L'objet de toutes mes pensées, celui qui hantait mon esprit était accroupi devant moi, plus beau que jamais à la lumière du soleil. Je posais ma main sur ma poitrine, essayant vainement de ralentir mon rythme cardiaque.

"Mais t'es un gros malade ! Tu m'as foutu la peur de ma vie."

Ses magnifiques lèvres s'étirèrent en un sourire narquois, faisant apparaître des fossettes aux creux de ses joues.

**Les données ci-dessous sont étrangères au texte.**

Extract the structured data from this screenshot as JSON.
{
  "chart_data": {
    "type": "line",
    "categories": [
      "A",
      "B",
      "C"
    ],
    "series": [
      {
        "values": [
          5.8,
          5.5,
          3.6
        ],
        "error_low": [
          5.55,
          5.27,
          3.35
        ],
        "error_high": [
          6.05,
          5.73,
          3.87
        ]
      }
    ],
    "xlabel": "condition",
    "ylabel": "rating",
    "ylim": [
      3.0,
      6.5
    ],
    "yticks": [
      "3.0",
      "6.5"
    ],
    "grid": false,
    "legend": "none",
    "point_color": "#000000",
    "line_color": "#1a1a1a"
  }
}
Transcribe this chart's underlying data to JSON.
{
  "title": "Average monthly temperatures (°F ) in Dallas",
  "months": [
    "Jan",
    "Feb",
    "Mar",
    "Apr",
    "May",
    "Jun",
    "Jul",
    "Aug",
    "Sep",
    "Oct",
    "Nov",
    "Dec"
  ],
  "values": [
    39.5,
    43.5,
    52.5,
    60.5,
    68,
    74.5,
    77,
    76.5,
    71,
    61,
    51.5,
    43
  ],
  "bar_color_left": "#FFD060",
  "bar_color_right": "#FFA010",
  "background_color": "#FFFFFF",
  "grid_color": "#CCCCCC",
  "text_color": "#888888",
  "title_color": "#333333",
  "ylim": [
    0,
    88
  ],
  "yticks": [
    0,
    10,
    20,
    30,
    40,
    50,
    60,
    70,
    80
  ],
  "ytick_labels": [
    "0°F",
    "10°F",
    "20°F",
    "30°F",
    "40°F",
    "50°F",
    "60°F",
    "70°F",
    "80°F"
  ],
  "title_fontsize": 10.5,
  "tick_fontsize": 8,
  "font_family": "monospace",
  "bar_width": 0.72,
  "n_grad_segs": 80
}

Seigneur ! Il va me tuer !

"Moi aussi je vais bien. Merci de demander."

"T'es bête." Dis-je en le frappant gentiment à l'épaule alors que la chaleur envahissait mon visage.

Je m'apprêtais à me lever lorsque deux mains chaudes prirent mon visage en coupe et qu'une bouche se posa tendrement contre ma joue.
Je sentis son souffle brûlant se balader sur mon nez et se diriger vers ma bouche.

Il plaqua doucement et tendrement ses lèvres contre les miennes et après plusieurs secondes, je quémandais timidement l'accès à sa langue qu'il m'accorda. Je me sentis plus vivante que jamais et notre baiser s'enflamma. Il me mordillait légèrement la lèvre inférieure tandis que je m'amusait à suçoter la sienne. Mes bras se logèrent derrière son cou et je le rapprochait de moi.

"Bella !"

Je m'écartait de mon homme - Oh ! J'adore pouvoir dire ça ! - et lançait un regard noir à Leah qui me jetait un coup d'œil par dessus ses lunettes.

"Pas trop tôt, la plage ne nous attendra pas éternellement."

Le trajet jusqu'à Third Beach se fit aussi calmement qu'il aurait put se faire avec huit adolescents pleins d'hormones entassés dans une voiture.
En somme, Leah et Embry se bécotait copieusement sous l'œil dégoûté de Seth, Quil, Jared et Jacob racontait des idioties à l'avant. Quand à moi, j'étais confortablement installée, la tête nichée dans le cou de mon copain tandis qu'il me caressait les cheveux.

Une fois descendus de voiture, Leah et moi avions immédiatement étalé nos serviettes et profitions des quelques rayons UV. Les garçons, eux, s'étaient précipités à l'eau - certainement gelée - et avaient entamé une partie de volley. Voir Paul enlevé son t-shirt et se retrouver torse nu était un spectacle dont je ne me lasserais certainement jamais. Sa peau mate ressortait avec l'éclat du soleil. Des pectoraux développés, des abdominaux à faire pâlir n'importe qui, un ventre qui paressait ferme et une fine ligne de poils bruns qui disparaissaient sous l'élastique de son short. Décidément, j'étais bien gâtée (N/A: Miaaaam ! D'accord je sors ^^ !)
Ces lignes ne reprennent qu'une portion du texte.